Shinko-shiki (神幸式), also known as Shinko-sai (神幸祭), is a ceremonial practice within Shintoism involving the procession of a kami's shintai, or divine object. The shintai of the Kami is transferred from the primary Shinto shrine to a Mikoshi, a portable shrine, as part of the ritual. Typically, this ceremony occurs within the context of an annual festival hosted by a shrine. The procession is regarded as a means through which the Kami may inspect and validate the boundaries of a particular neighborhood or parish.
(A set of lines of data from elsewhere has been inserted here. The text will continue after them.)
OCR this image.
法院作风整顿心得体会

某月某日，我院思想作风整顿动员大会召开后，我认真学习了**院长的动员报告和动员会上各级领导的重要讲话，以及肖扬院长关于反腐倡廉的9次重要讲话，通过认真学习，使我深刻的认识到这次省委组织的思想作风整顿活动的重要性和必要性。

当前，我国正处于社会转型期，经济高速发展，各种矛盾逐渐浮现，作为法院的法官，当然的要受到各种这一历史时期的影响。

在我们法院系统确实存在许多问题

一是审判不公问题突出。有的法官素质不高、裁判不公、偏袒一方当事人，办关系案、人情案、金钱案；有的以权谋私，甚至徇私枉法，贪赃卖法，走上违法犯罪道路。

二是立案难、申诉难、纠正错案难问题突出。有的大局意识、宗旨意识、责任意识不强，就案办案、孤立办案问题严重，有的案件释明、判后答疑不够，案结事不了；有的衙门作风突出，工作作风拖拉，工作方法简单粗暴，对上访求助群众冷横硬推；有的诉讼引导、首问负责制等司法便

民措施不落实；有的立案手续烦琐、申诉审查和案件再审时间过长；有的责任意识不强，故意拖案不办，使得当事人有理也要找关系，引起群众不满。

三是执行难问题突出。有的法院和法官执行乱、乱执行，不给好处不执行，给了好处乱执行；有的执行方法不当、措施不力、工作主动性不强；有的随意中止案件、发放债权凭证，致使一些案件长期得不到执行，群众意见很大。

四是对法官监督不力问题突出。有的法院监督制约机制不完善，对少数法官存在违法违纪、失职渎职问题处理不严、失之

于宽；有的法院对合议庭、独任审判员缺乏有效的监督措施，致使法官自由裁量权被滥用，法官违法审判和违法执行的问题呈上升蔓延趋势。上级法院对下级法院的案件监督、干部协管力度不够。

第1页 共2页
The prominent feature of the procession involves a group of participants who proceed either on foot or through various modes of transportation along a predetermined route. These parades necessitate organizational efforts and resources, commonly arranged as integral components of a shrine's ceremonial or associated endeavors.

This festival may occur on both land and water, with the route and destinations typically adhering to established traditions. Costumes and specific rituals often feature as part of the festivities. Occasionally referred to as "O-watari," (お渡り) the festival encompasses a range of ceremonial practices and observances.

The Gion Matsuri held at Yasaka Shrine serves as a well-known illustration of the Shinko-sai ritual.

Shinko-shiki is primarily linked with the Kami's visitation to its adherents, although interpretations and ceremonial practices can vary significantly.

For example, the Tokyo Shinko-shiki tends to be lively with a focus on revelry and alcohol consumption, whereas in Yuzawa, it is characterized by a more subdued and formal atmosphere.